According to a systemic review,¹¹ esophageal collision tumors have been presented in 17 cases over the past two decades (Table 1). Most of these cases involved men, and the mean age of the patients was in the early sixties. These tumors were usually located at the distal esophagus. Mixed NEC and SCC tumors like that in our case were only noted in two cases. Regional lymph nodes were infiltrated in 47.1% of the cases, and all of the patients underwent surgical resection. Twelve patients received chemotherapy as neo- or adjuvant therapy. Four patients died during follow-up, with a median survival time of 12.5 months.
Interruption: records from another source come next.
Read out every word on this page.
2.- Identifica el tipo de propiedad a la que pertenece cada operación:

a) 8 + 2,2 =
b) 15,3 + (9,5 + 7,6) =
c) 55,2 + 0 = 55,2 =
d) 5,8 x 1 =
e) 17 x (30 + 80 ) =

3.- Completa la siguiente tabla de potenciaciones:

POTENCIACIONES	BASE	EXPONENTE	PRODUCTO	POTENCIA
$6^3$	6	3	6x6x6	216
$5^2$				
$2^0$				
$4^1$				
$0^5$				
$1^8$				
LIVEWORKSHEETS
The esophageal tumor in our case consisted of two distinct lesions; small cell type NEC on the left side and well differentiated SCC on the right side slide. Our case involved small cell type NEC, which accounts for 0.6-2.8% of all esophageal tumors.¹² Its prevalence is the highest in southeast Asian countries, and it is highly aggressive, rapidly progressive, and confers a poor prognosis.¹³ Curative resection is not a treatment option for most high grade metastatic NECs of the gastrointestinal system.¹⁴ The National Comprehensive Cancer Network recommends administering either carboplatin+etoposide or cisplatin+irinotecan, which are derived from regimens that are normally used for treating small cell lung carcinoma, and this is likely due to their clinical and histopathological similarity.¹⁵ For collision tumors, the chemotherapy regimen is determined based on NEC with poor prognosis. Collision tumors require more complex management, including administration of a patient-tailored chemotherapy according to the histology of the tumor. We recommend that patients with collision tumors undergo aggressive multidisciplinary oncologic management that may include systemic therapy and well-selected surgical management.

In conclusion, collisions tumors of the esophagus are rare malignancies with an uncertain pathophysiology and treatment strategies. Due to their non-specific symptoms and metastatic potential, it is important for physicians to remain cognizant of collision tumor when making their differential diagnosis. Patients with collision tumors must undergo active multidisciplinary management with pathologists and oncologists, and this management may include administration of a personalized chemotherapy regimen that is based on the histologic findings of the particular tumor.